The impact of Hurricane Ian, as witnessed on the last two days of September, is not reflected in the September 2022 Market Report by the Naples Area Board of REALTORS® (NABOR®),
which tracks home listings and sales within Collier County (excluding Marco Island). Given this, September’s data showed a predictable pattern of slow closed and pending sales with a slight increase in inventory, which is traditionally the case in historically stable Septembers. While the report captured activity prior to Hurricane Ian’s arrival, broker analysts who reviewed the report on October 18th are confident Naples’ recovery will be swift and the resiliency of its home values will be protected.
“There is indeed significant loss, yet the full scope of [the hurricane’s] impact was limited to a specific area along the coast and tributaries [in Collier County],” said Budge Huskey, CEO, Premier Sotheby’s International Realty. “Such an event always brings with it a rebuilding boom, and most people will make the decision to restore and improve rather than exit the area. It’s remarkable how quickly progress is being made each and every day.”
Mike Hughes, Vice President and General Manager for Downing-Frye Realty, Inc., added that “Unlike Hurricane Irma, Hurricane Ian was not a severe wind event so roughly 80 percent of the county was not severely affected except for landscaping debris cleanup.”
Not surprising, several broker analysts said there has been an increase in buyer interest for homes in communities east of U.S. 41 since the storm. Adam Vellano, a Naples Sales Manager at Compass Florida, remarked that, “Some homes have been withdrawn from the MLS, some have been terminated, but there’s also been a steady flow of new listings in these last two weeks.”
Obviously, some properties in Naples that experienced damage from the hurricane will come off the market because they will need to be assessed by insurance adjusters and undergo repairs. But unlike harder hit Lee and Charlotte counties, very few properties in Collier County were destroyed.

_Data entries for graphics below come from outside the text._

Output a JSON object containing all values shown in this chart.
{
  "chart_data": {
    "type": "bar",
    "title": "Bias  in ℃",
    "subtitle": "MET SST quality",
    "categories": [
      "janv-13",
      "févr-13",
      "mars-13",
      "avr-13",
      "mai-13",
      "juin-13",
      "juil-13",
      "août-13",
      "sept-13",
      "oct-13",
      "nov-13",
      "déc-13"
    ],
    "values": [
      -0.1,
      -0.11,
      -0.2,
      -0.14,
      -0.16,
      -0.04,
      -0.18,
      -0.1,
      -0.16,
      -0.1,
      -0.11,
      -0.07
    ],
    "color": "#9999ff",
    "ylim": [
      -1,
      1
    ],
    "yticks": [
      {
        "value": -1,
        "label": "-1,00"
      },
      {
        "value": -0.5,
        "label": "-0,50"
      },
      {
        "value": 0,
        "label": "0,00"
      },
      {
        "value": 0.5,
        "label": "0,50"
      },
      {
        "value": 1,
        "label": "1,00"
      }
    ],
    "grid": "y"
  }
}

A considerable number of businesses and properties that experienced the storm’s surge were swift to recover. Major area attractions like the Zoo, popular restaurants and golf courses have already reopened. Vellano added, “If you visit our popular shopping districts today, you’d be hard pressed to recognize we had a major hurricane event two weeks ago.”
Indeed, our county’s hurricane building code standards and quality craftsmanship by local builders helped to greatly reduce the amount of major structural damage in the area. Additionally, drainage improvements to the City and County’s stormwater infrastructure and new flood prevention management ordinances attributed to Naples’ quick recovery efforts.
Molly Lane, Senior Vice President at William Raveis Real Estate, who lived in Connecticut during two major storm flooding events said we might see “FEMA change the base flood elevation on new builds.” Though many spec homes built west of 41 are already 10 feet above sea level and the vast majority appeared to avoid serious flooding during Hurricane Ian.
Broker analysts that reviewed the September 2022 Market Report are concerned national media’s portrayal of the storm’s destruction is influencing the public’s perception of the housing market in Collier County. Hughes said, “A lot of people who visit Naples are assessing their winter plans now. They are trying to figure out whether they should come down and it doesn’t help that our area is part of the media’s narrative when reporting on the hurricane’s destructive effects. It is simply not the case. Naples is well positioned to bounce back, and it will quickly.”
Spencer Haynes, Vice President of Business Development and Broker with John R. Wood Properties, assures the public and NABOR® members that September’s Market Report did not reveal any surprises and that instead of spending time analyzing the report you spend the time helping human service organizations that provide direct recovery support.